I’m not going to comment on President Obama’s decision about illegal immigration. Enough people have commented that I don’t need to. Plus I’d be late. I would, however, like to comment on the comments; i.e., I would like to comment on one of the examples that some people have used as a precedent for President Obama’s action: The Emancipation Proclamation.
Let me quote from an article by Bruce Ackerman, a professor at Yale Law School:
“Before Lincoln issued his pronouncement in September 1862, congressional majorities had expressly affirmed that the war effort only aimed ‘to preserve the Union’ without ‘overthrowing … established institutions’ in the rebel states. The proclamation was an act of executive unilateralism, and as Obama has done in his order, Lincoln limited its scope in recognition of this fact. As a result, both proclamations serve only to initiate, rather than preempt, further democratic debate and decision. …
Particulars in Obama's proclamation may well be changed by Americans over time. But like Lincoln's, its provisional and limited character will have a democracy-forcing effect — spurring officials and citizens to more actively engage in a constitutional dialogue.”
But beyond that, the more important thing is that what President Obama did can’t be compared to the Emancipation Proclamation. People talk about polarization, and how divided we are, but we aren’t at war. We haven’t killed tens of thousands of our countrymen (as at the time of the Emancipation Proclamation). We don’t have eleven (or thirteen) states trying to start a country.
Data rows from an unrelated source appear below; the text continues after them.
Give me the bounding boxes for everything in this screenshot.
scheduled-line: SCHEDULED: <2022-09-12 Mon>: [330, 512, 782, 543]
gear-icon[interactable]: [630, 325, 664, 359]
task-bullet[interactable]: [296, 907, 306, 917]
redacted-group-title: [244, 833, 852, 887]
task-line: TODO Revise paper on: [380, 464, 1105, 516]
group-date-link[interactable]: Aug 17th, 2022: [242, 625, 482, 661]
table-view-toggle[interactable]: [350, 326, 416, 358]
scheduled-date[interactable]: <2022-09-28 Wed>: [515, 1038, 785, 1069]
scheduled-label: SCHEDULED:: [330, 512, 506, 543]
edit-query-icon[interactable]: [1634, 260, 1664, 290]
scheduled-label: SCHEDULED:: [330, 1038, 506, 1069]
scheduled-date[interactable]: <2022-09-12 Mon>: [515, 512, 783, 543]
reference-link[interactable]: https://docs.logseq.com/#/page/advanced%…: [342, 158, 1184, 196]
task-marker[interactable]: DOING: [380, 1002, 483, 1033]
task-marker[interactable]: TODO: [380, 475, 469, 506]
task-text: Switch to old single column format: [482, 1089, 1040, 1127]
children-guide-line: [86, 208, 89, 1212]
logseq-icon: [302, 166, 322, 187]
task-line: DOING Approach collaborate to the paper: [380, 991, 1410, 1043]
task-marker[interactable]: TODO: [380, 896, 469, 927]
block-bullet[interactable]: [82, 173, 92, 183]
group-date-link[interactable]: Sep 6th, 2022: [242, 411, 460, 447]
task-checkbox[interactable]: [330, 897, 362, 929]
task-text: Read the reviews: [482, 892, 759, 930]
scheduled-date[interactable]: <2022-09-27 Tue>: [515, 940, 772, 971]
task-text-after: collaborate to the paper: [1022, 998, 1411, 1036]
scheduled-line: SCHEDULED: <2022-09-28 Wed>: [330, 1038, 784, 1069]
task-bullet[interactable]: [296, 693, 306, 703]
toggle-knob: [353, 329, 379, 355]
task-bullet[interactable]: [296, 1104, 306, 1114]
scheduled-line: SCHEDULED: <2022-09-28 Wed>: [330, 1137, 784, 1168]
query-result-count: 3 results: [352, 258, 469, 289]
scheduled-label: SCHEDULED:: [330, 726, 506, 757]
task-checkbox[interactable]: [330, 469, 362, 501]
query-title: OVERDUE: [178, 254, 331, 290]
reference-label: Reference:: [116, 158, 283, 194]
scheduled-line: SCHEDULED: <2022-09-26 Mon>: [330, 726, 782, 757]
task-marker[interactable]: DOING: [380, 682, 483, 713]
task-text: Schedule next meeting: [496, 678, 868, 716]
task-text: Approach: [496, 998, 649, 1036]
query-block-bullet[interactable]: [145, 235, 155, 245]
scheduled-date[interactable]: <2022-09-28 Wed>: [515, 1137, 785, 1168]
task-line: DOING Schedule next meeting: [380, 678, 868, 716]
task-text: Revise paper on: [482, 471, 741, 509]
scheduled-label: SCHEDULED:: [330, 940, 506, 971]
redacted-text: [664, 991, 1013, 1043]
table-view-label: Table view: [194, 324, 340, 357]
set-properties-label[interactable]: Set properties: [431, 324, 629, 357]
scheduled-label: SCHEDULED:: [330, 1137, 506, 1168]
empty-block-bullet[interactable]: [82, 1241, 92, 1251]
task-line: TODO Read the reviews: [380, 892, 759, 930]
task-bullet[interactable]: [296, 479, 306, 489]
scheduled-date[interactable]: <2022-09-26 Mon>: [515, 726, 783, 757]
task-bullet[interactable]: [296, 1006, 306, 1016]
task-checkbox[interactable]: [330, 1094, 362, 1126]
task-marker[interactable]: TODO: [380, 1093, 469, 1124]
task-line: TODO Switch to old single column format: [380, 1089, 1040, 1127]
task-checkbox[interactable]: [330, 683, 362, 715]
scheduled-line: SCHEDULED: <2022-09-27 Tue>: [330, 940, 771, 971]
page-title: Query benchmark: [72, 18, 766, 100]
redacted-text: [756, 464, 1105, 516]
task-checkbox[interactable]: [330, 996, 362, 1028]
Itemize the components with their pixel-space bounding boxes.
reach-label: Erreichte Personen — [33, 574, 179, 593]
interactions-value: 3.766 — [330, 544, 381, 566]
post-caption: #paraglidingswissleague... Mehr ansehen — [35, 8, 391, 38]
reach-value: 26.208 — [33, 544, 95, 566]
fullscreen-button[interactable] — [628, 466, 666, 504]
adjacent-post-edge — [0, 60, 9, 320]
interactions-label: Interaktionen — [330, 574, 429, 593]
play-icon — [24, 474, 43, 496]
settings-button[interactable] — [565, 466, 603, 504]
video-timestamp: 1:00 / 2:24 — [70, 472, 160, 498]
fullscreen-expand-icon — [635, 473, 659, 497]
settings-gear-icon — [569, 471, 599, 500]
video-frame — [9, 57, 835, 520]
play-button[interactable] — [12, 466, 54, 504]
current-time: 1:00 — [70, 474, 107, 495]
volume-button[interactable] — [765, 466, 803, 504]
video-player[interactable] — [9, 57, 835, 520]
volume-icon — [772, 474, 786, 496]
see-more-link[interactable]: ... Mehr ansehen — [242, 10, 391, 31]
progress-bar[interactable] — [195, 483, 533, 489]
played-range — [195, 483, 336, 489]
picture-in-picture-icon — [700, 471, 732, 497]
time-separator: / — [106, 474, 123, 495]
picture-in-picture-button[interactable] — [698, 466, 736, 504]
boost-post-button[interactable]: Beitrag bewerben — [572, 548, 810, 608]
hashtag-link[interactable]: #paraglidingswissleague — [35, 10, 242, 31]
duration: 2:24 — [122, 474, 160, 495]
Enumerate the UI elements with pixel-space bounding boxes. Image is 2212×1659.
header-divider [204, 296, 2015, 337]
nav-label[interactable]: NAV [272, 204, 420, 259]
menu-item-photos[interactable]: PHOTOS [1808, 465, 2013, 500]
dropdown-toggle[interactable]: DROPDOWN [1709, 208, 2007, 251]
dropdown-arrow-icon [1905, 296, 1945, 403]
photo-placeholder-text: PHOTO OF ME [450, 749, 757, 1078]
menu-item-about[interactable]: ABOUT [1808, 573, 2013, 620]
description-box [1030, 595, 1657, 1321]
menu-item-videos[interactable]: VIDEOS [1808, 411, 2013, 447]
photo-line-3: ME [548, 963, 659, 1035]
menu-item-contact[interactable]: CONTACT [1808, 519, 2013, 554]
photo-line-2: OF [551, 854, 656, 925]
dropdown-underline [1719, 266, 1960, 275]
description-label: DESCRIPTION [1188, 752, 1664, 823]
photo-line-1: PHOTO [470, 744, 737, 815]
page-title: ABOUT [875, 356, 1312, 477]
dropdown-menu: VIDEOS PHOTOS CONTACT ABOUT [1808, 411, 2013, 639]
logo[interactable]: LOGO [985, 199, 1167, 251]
As Professor Ackerman says, President Lincoln was acting out of “military necessity” in a civil war. People in favor of comprehensive immigration reform (as opposed to piece-by-piece legislation) may be frustrated, but that doesn’t count as military necessity. Measures Abraham Lincoln took as a military necessity to “preserve, protect and defend the Constitution of the United States” are not precedents for action in political disputes between people who don’t like to, or don’t want to, negotiate with each other.